The draft revealed plans to renationalise some rail and energy companies, scrap university tuition fees, and put in place big increases in spending on health and social care.
Later, Labour leader Jeremy Corbyn said the manifesto had been approved in an amended form by a party committee, but he would not say which elements had been changed.
"Our manifesto will be an offer, and we believe the policies in it are very popular," Mr Corbyn said, adding that there had been unanimous agreement on a programme that would "transform the lives of many people in our society".
The leaked draft - initially published by the Daily Mirror, The Daily Telegraph, BBC and other news outlets - suggested that Mr Corbyn, a left-wing politician, had decisively broken with the centrist legacy of most of his recent Labour predecessors, most notably that of former prime minister Tony Blair, who won three general elections.
Instead, Mr Corbyn's strategy contains echoes of United States Senator Bernie Sanders of Vermont, who ignited liberal passions in his unsuccessful race for the Democratic presidential nomination last year.
Labour's manifesto also serves the more prosaic function of shoring up the party's core vote as it approaches a difficult electoral contest on June 8.
Motivating those supporters, and achieving a decent election result, could be crucial for Mr Corbyn, who said he wants to stay on as party leader even if he loses, as pollsters predict.
A spokesman for Labour, when contacted by phone on Thursday, declined to authenticate the document, saying the party's policy was not to comment on leaks.

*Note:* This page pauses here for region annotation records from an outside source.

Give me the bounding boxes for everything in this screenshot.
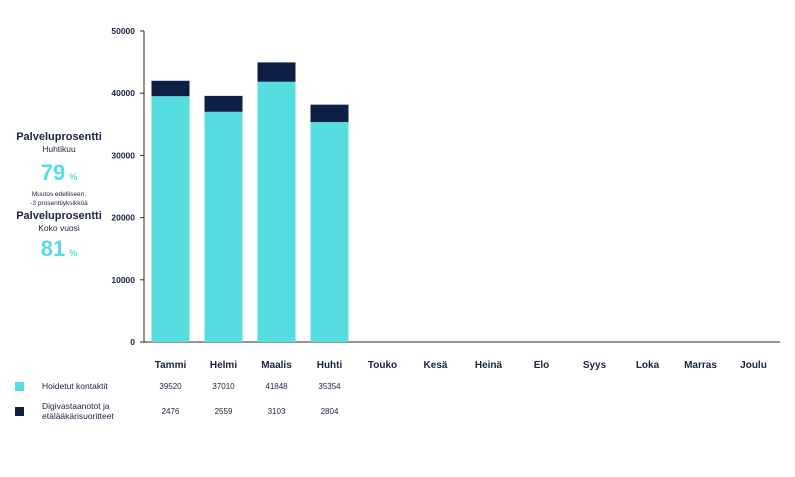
- y-tick-label: 50000: [111, 26, 135, 36]
- data-label-series-1: 37010: [212, 382, 235, 391]
- data-label-series-2: 2559: [215, 407, 233, 416]
- kpi-month: Palveluprosentti Huhtikuu 79% Muutos ede…: [0, 131, 118, 208]
- x-category-label: Heinä: [475, 360, 503, 371]
- legend-swatch-series-2: [15, 407, 24, 416]
- kpi-month-change-value: -3 prosenttiyksikköä: [30, 200, 88, 207]
- data-label-series-2: 3103: [268, 407, 286, 416]
- data-label-series-2: 2476: [162, 407, 180, 416]
- kpi-month-unit: %: [69, 172, 78, 182]
- kpi-month-title: Palveluprosentti: [16, 131, 102, 143]
- bar-series-1: [204, 111, 243, 343]
- kpi-month-change-label: Muutos edelliseen:: [31, 191, 87, 198]
- x-category-label: Syys: [583, 360, 607, 371]
- bar-series-1: [257, 81, 296, 342]
- y-tick-label: 20000: [111, 213, 135, 223]
- kpi-year-period: Koko vuosi: [38, 223, 80, 233]
- y-tick-label: 0: [130, 337, 135, 347]
- bar-series-2: [310, 104, 349, 123]
- y-tick-label: 30000: [111, 150, 135, 160]
- x-category-label: Touko: [368, 360, 397, 371]
- data-label-series-1: 39520: [159, 382, 182, 391]
- x-category-label: Loka: [636, 360, 660, 371]
- legend-label-series-2: Digivastaanotot ja etälääkärisuoritteet: [42, 401, 114, 421]
- kpi-year-value: 81: [40, 236, 66, 261]
- data-label-series-1: 35354: [318, 382, 341, 391]
- bar-series-2: [151, 80, 190, 97]
- data-label-series-1: 41848: [265, 382, 288, 391]
- x-category-label: Kesä: [424, 360, 448, 371]
- x-category-label: Huhti: [317, 360, 343, 371]
- kpi-year-unit: %: [69, 248, 78, 258]
- kpi-year-value-row: 81%: [0, 236, 118, 262]
- kpi-year: Palveluprosentti Koko vuosi 81%: [0, 210, 118, 262]
- bar-series-1: [310, 122, 349, 343]
- kpi-month-value-row: 79%: [0, 160, 118, 186]
- y-tick-label: 40000: [111, 88, 135, 98]
- bar-series-2: [204, 95, 243, 112]
- legend-swatch-series-1: [15, 382, 24, 391]
- y-tick-label: 10000: [111, 275, 135, 285]
- kpi-year-title: Palveluprosentti: [16, 210, 102, 222]
- x-category-label: Marras: [684, 360, 717, 371]
- x-category-label: Joulu: [740, 360, 767, 371]
- data-label-series-2: 2804: [321, 407, 339, 416]
- kpi-month-value: 79: [40, 160, 66, 185]
- x-category-label: Tammi: [155, 360, 187, 371]
- legend-label-series-1: Hoidetut kontaktit: [42, 381, 108, 391]
- x-category-label: Maalis: [261, 360, 292, 371]
- bar-series-1: [151, 96, 190, 342]
- x-category-label: Helmi: [210, 360, 237, 371]
- kpi-month-period: Huhtikuu: [42, 144, 76, 154]
- bar-series-2: [257, 62, 296, 82]
- x-category-label: Elo: [534, 360, 550, 371]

But Mr Andrew Gwynne, Labour's national elections and campaign coordinator, when speaking to the BBC on Thursday morning, did not deny the document's authenticity.
Labour has not yet outlined how it would pay for its pledges, though Mr Gwynne said all costs would be accounted for when the final manifesto document is published next week.
Britons will vote on June 8 in a snap general election called by Prime Minister Theresa May. Mrs May wants to increase her slim parliamentary majority before negotiating Britain's withdrawal from the European Union, known as Brexit. According to surveys, her Conservative Party is well ahead of Labour.
The Conservatives and Labour's other opponents seized on the leak as evidence that the party lacked discipline.
"This is a total shambles," the Conservative Party said in a statement. "Jeremy Corbyn's plans to unleash chaos on Britain have been revealed. Jobs will be lost, families will be hit, and our economic security damaged for a generation if Jeremy Corbyn and the coalition of chaos are ever let anywhere near the keys to Downing Street."
Mr Tommy Sheppard, a lawmaker for the Scottish National Party, said in a statement: "The very fact that this draft manifesto has been leaked shows how divided and chaotic the Labour Party is.